As a guess, I would say that the singular values act as inverse derivatives towards the reconstruction error. For example, when the singular values experience a large drop in value, it is a safe assumption that reconstruction with the next principle component will not decrease the overall reconstruction error as much as the previous principle component.
Algorithms
Visualizing A Principle Component - (VisualizePrincipleImage)
- MinValue = The minimum element value in the principle component image
- MaxValue = The maximum element value in the principle component image
- Image = Image - MinValue ... In this step we shift the values in the image to be greater than equal to 0
- Image = Image * 255 / (MaxValue - MinValue) ... In this step we normalize the values in the image to be between 0 and 255
- Reshape the image to fit the original image dimensions
- Display the image
General idea on what the other procedures do
- Images when loaded are converted into a column form, where all 3 RGB channels are packed on top of each other and a single column matrix is made.

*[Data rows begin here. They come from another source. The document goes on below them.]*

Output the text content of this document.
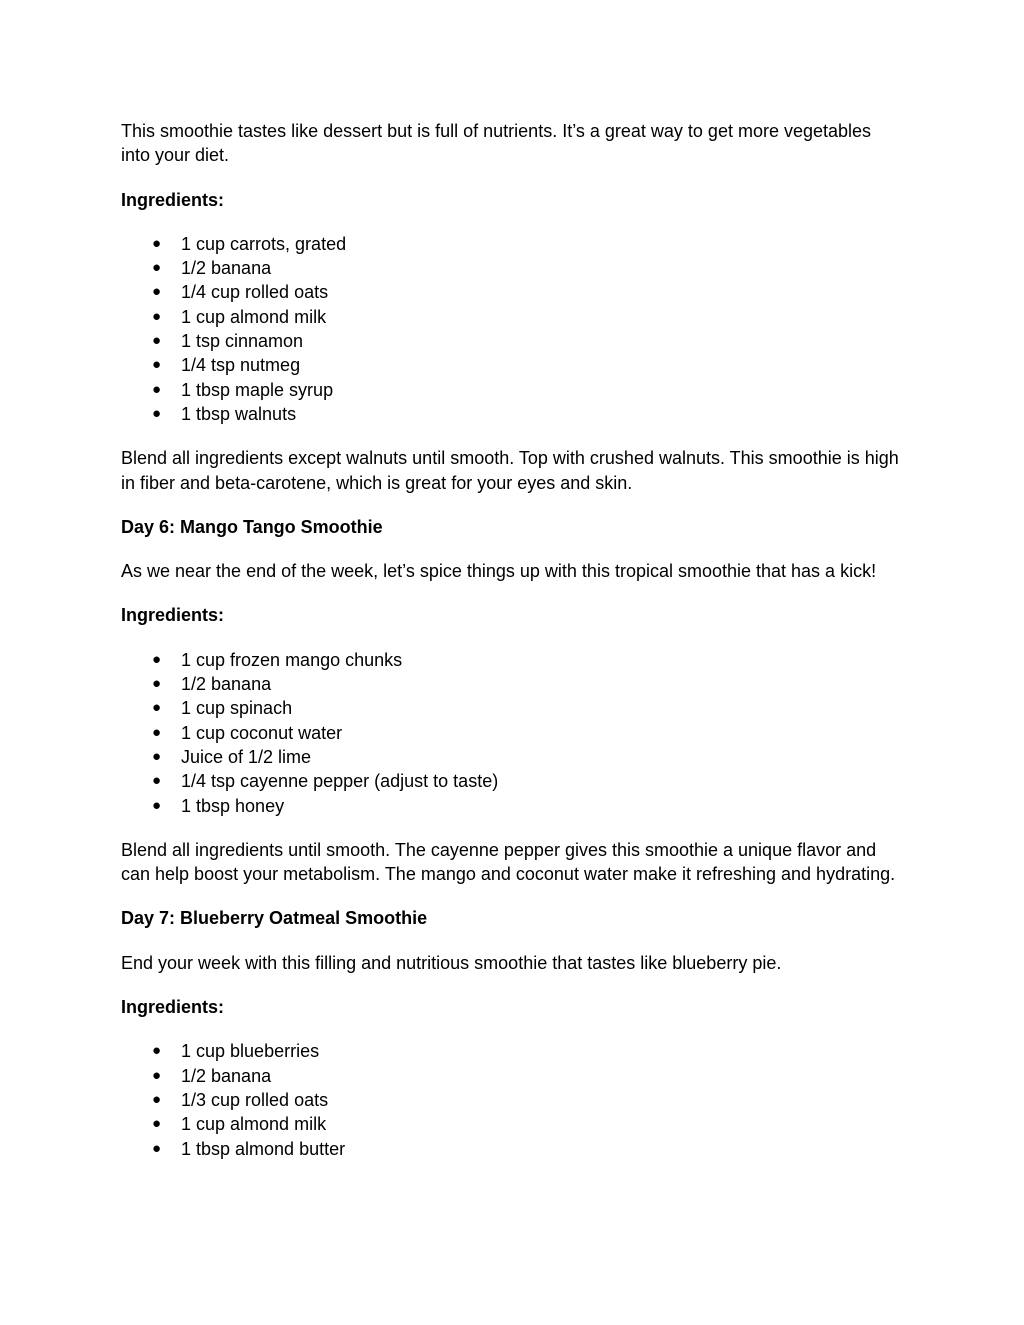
This smoothie tastes like dessert but is full of nutrients. It’s a great way to get more vegetables into your diet.

Ingredients:

● 1 cup carrots, grated
● 1/2 banana
● 1/4 cup rolled oats
● 1 cup almond milk
● 1 tsp cinnamon
● 1/4 tsp nutmeg
● 1 tbsp maple syrup
● 1 tbsp walnuts

Blend all ingredients except walnuts until smooth. Top with crushed walnuts. This smoothie is high in fiber and beta-carotene, which is great for your eyes and skin.

Day 6: Mango Tango Smoothie

As we near the end of the week, let’s spice things up with this tropical smoothie that has a kick!

Ingredients:

● 1 cup frozen mango chunks
● 1/2 banana
● 1 cup spinach
● 1 cup coconut water
● Juice of 1/2 lime
● 1/4 tsp cayenne pepper (adjust to taste)
● 1 tbsp honey

Blend all ingredients until smooth. The cayenne pepper gives this smoothie a unique flavor and can help boost your metabolism. The mango and coconut water make it refreshing and hydrating.

Day 7: Blueberry Oatmeal Smoothie

End your week with this filling and nutritious smoothie that tastes like blueberry pie.

Ingredients:

● 1 cup blueberries
● 1/2 banana
● 1/3 cup rolled oats
● 1 cup almond milk
● 1 tbsp almond butter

- All the loaded images are packed into a m x n matrix where m is the total amount of pixels per image, and n is the amount of images in the image set
- Pre-processing tasks are done.. The following pre-processing tasks are supported
- No pre-processing
- Averaging every 3 images (every 15 mins in a chronological ordering)
- Averaging every 12 images (every 1 hour in a chronological ordering)
- Getting the difference between subsequent images
- Averaging every 12 images, and therafter getting the differences between each pair.
- Run SVD on the pre-processed image set and get values for u, s and v
- Thereafter perform image reconstruction / error analysis tasks.